さすがの東田たちも数日抗議に通ってダメだと気がついた。
「なあ、あいつら次の号を出すんじゃねえの? またオレたちのことかな?」
佐野良介がつぶやく。
「そうなんじゃねえの? だって人気なんだろ」
街を歩くとこれ見よがしに東田に見えるように『シセイ通信』を読んでいるヤツを見かけるし、コンビニのレジ横に積んである。拍子は血まみれの東田の顔だ。
「お前、表紙になっていいよな」
佐野がぼそっという。
「は? 頭おかしいんじゃねえ? バカにされてんだぞ。完全に悪役じゃん」
東田が怒鳴ると佐野は笑った。
「そうだけど、本の表紙になるってよくねえ? オレもなりたい」
東田はあきれて佐野の顔を見る。ごつい顔が照れくさそうに赤くなっている。バカじゃないかと思ったが、確かに東田も本に載ったと聞いて少しうれしい気分になった。

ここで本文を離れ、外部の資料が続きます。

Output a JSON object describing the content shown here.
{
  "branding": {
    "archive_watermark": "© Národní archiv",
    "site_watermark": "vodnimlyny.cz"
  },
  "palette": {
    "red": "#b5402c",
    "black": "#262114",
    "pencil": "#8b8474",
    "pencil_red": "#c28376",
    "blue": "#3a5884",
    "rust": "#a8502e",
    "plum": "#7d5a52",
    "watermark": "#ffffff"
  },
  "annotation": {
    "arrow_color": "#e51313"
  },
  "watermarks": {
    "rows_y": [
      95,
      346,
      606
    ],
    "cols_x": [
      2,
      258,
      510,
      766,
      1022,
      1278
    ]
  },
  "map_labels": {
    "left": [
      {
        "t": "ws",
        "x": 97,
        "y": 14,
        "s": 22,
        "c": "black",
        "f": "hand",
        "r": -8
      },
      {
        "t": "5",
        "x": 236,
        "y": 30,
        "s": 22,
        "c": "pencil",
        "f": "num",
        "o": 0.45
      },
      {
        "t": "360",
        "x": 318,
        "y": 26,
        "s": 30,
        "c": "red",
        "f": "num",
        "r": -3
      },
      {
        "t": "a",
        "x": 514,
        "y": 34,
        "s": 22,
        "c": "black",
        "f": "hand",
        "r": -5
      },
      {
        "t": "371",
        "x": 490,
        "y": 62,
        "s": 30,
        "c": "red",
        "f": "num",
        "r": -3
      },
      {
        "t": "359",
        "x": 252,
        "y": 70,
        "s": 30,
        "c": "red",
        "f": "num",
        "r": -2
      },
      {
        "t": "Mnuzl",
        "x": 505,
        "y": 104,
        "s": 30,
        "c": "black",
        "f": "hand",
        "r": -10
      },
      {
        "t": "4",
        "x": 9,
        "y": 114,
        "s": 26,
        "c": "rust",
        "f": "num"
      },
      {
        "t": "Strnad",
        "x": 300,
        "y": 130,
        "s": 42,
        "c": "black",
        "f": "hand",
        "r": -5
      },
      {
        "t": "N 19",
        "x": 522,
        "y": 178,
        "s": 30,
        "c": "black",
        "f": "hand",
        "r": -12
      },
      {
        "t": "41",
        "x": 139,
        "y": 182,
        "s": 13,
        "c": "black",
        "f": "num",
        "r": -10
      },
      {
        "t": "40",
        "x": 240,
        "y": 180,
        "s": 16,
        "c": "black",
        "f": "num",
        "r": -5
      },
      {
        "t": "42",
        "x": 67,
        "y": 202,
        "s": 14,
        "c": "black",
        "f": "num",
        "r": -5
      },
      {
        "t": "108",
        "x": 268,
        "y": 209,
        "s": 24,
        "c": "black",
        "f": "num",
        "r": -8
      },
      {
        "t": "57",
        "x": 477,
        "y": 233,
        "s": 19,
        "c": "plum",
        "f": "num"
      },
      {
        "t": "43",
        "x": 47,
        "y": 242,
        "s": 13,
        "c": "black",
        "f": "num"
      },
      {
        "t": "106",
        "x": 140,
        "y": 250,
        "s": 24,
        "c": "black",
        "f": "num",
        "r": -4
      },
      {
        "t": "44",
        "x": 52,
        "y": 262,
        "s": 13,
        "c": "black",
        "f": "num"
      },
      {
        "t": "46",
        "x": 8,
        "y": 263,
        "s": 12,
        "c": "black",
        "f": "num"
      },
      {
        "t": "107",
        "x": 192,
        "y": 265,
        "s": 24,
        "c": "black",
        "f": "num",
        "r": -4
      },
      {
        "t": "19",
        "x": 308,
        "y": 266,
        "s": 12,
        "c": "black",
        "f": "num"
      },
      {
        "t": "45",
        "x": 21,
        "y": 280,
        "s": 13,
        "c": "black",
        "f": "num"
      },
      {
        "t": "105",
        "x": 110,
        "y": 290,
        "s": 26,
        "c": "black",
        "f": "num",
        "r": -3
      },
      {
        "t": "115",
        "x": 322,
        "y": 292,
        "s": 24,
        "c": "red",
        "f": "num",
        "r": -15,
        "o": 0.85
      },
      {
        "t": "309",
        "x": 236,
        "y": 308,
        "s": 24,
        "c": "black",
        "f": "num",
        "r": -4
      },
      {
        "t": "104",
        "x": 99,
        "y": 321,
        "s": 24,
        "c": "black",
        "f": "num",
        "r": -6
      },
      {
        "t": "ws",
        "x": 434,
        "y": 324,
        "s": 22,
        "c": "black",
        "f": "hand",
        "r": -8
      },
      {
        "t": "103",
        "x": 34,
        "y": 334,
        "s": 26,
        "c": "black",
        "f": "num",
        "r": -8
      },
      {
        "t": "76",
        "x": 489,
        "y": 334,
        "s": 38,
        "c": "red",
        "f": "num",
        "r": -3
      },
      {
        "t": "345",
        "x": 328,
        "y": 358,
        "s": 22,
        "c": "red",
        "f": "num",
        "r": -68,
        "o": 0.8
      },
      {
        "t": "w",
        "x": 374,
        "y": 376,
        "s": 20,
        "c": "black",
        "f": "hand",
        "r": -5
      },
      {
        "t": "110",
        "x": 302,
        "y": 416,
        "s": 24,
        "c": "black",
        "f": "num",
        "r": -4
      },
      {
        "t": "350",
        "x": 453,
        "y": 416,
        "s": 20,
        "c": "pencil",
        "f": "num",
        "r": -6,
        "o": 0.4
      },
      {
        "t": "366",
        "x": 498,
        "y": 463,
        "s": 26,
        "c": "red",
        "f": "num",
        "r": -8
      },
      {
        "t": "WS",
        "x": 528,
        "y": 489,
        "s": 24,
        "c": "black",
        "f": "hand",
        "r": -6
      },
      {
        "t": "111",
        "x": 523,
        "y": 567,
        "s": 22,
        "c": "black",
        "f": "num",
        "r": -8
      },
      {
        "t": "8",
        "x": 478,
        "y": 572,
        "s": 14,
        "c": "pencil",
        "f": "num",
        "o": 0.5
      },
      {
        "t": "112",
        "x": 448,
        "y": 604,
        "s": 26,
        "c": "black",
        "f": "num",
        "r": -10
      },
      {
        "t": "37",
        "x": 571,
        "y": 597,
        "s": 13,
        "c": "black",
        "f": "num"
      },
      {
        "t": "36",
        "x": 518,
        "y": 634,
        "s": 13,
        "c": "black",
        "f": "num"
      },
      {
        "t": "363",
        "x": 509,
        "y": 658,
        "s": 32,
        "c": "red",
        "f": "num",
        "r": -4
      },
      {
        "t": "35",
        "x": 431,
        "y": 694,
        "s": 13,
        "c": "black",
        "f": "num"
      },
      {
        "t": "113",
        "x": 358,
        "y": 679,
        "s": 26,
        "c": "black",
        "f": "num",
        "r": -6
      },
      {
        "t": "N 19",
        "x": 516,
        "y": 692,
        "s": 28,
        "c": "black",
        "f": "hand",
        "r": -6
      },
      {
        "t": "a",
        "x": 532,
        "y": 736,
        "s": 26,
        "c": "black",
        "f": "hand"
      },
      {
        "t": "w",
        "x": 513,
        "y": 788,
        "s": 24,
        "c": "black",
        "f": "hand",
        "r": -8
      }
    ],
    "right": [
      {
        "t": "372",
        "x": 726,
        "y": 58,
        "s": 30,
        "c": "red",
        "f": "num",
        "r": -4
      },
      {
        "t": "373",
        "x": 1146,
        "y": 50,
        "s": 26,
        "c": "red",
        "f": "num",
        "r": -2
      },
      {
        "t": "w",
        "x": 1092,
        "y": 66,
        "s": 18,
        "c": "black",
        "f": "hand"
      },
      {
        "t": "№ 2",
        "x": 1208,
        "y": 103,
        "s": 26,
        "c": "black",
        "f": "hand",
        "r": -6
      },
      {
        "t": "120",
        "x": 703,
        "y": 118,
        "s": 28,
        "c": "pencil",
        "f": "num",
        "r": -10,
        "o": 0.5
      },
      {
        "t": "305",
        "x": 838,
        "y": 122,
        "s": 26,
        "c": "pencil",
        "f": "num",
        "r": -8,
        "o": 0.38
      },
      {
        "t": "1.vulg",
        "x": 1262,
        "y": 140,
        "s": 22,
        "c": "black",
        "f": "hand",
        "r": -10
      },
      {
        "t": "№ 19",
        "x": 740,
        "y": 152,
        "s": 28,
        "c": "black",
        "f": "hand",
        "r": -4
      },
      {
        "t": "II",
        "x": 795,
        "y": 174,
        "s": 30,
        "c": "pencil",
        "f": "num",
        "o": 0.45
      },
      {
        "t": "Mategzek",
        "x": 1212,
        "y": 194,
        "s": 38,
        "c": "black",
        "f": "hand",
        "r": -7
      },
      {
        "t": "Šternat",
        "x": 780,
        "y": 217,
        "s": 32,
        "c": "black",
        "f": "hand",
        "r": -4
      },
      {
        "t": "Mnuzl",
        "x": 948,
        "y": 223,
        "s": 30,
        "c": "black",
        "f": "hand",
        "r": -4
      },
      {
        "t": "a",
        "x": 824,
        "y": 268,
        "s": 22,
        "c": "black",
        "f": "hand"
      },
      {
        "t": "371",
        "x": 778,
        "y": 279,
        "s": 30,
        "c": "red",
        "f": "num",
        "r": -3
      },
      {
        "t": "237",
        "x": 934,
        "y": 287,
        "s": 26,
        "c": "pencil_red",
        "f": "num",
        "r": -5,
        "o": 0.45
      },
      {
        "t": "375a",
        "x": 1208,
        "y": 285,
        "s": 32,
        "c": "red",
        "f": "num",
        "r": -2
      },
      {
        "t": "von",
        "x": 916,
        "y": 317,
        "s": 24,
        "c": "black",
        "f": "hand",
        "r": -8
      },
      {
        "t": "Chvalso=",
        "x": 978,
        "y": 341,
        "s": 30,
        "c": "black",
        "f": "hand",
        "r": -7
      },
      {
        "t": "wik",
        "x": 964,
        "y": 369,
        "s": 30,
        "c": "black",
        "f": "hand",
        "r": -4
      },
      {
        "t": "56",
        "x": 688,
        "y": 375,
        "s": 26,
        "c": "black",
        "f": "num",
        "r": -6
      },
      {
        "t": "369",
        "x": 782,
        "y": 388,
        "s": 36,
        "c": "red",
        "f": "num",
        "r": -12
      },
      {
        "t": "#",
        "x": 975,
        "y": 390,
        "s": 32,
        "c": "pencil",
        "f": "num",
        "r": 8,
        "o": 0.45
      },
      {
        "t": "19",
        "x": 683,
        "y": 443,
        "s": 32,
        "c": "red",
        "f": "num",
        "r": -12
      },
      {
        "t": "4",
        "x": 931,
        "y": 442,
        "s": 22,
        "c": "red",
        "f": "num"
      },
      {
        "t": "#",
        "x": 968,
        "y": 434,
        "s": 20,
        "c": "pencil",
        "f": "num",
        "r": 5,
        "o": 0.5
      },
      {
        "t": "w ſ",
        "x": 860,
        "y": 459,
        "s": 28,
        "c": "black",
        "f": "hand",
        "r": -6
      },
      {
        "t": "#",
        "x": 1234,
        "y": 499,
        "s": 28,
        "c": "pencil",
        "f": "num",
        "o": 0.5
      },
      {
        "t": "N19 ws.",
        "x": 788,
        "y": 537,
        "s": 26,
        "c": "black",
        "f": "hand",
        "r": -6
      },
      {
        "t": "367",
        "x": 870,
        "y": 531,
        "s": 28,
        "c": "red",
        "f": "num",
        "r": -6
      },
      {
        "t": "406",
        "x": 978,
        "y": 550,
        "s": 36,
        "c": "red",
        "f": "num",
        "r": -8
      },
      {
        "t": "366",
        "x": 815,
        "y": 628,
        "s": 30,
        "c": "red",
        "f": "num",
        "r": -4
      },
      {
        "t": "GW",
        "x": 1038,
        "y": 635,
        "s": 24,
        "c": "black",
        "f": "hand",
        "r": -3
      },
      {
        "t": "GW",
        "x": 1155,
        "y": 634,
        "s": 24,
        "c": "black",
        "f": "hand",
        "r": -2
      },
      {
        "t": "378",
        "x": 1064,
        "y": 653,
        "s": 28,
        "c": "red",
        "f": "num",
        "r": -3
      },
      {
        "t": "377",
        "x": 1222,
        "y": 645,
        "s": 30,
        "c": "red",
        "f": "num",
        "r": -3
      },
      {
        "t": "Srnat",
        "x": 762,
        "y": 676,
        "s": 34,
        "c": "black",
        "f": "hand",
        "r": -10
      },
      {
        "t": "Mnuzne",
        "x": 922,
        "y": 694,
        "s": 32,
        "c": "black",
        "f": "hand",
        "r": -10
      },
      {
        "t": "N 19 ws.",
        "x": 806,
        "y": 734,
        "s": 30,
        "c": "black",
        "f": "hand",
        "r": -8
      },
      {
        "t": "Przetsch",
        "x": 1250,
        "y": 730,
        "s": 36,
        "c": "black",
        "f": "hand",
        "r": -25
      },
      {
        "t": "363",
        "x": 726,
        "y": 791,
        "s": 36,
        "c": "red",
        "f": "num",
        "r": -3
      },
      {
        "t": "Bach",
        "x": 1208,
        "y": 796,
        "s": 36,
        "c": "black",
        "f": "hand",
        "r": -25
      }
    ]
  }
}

「お前なあ。じゃあ、自分で作ればいいだろ。異世界人に頼めば簡単にできるんだろ」
そう言ってから気がついた。
「オレたちでこの編集部をバカにした本を作ればいいじゃん」
東田は言いながら自分は天才じゃないかと思い始めた。そうだよ。ここでドアの前で怒鳴ってるより、ここの連中をバカにした本を作ればいい。

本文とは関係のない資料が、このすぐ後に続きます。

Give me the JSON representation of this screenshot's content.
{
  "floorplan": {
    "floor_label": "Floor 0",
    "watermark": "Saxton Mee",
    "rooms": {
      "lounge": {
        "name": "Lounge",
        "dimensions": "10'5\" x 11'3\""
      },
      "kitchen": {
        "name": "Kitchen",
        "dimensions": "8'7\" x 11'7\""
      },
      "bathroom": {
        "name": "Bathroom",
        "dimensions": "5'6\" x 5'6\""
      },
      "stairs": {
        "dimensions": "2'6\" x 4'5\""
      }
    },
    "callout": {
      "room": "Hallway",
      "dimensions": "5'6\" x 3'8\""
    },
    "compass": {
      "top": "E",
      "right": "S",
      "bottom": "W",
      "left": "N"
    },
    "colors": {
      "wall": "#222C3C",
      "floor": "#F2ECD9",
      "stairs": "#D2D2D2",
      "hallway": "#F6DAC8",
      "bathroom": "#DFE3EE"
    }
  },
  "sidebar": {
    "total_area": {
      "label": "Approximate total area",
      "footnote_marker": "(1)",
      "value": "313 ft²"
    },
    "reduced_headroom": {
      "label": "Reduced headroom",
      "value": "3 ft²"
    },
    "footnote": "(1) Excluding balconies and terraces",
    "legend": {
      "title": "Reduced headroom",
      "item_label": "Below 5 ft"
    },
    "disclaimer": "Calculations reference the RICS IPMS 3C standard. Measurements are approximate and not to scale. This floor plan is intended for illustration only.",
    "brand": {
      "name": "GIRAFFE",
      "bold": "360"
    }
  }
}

「え? そんなことできねえだろ。誰が文章書くんだよ」
「文章なんかいらねえ。しゃべったのをそのまま字にしてくれるソフトがあるはずだ」
言いながら東田は歩き出していた。すごい思いつきだ。これであいつらを滅茶苦茶にしてやる。
「どこに行くんだ」
「とりあえずオレの部屋に来い。そこで異世界人に本の作り方を教えてもらおうぜ」
「マジかよ」
東田たち数名は、ぞろぞろと『シセイ通信』編集部の前から立ち去った。
「おっしゃるように文章は音声から自動的に文字にできますし、デザインやレイアウト、それに表紙も元になる画像や写真を指定すれば自動にできます」
東田と佐野たちに質問された異世界人は、当たり前のように答える。
「一番簡単なやり方ですぐに本を作りたいんだよ」
東田の言葉に異世界人はうなずいた。
「その質問は非常にあいまいですが、あなたの思考パターンはおおよそつかめていますので理解しました。画像と動画を選んで、記事を話せば本はできます。途中で何回か、文章の内容などを確認する必要はあります。実際にやってみる方がわかりやすいでしょう」
異世界人がそう言うと部屋のディスプレイに『シセイ通信』編集部の映像が映った。
「なんだこれ?」
「『シセイ通信』の編集部です。あなたたちは、この人たちを誹謗中傷したいのでしょう? ならばこの人たちの映像を利用すると思いました。過去に遡ることもできます」
「うんこしてるとこもカメラで撮ってるんだよな」
誰かが言うと、全員が笑い出した。
「それ最高」
「みなさんの生活の全てを記録していますから可能です」
「アイコラもできる?」
「もっと高度なことも簡単にできます」
「高度なこと?」
「編集部の人々が殴り合っているシーンや乱交しているシーンも生成できます。本物と区別できません」
異世界人の言葉に全員が狂喜乱舞した。
数日後には分厚い『闇シセイ通信』という本が各部屋に配布され、コンビニに置かれた。表紙は『シセイ通信』編集長の杉山が全裸で縛られ、SM女王様のコスプレをした編集部員の女性に鞭で叩かれている自動生成写真だ。中には全員の全裸写真や乱交風景などに加えて、でっち上げの編集会議の様子もあった。ほとんどが東田たちの捏造だが、『シセイ通信』よりも反響は大きかった。表だって『闇シセイ通信』をほめる者はいなかったが、誰もがどこまで本当なんだろうかと東田たちの本を念入りに読んだ。
すぐさま『シセイ通信』の編集部は全てがデマだという声明を書いた紙を配布したが、それはそれとして本のスキャンダラスな内容には住民全員が興味津々だった。
刊行翌日の夕方にはテレビでも取り上げられ、お笑い芸人が「とんだエロ編集部やで」と爆笑しながら突っ込んでいた。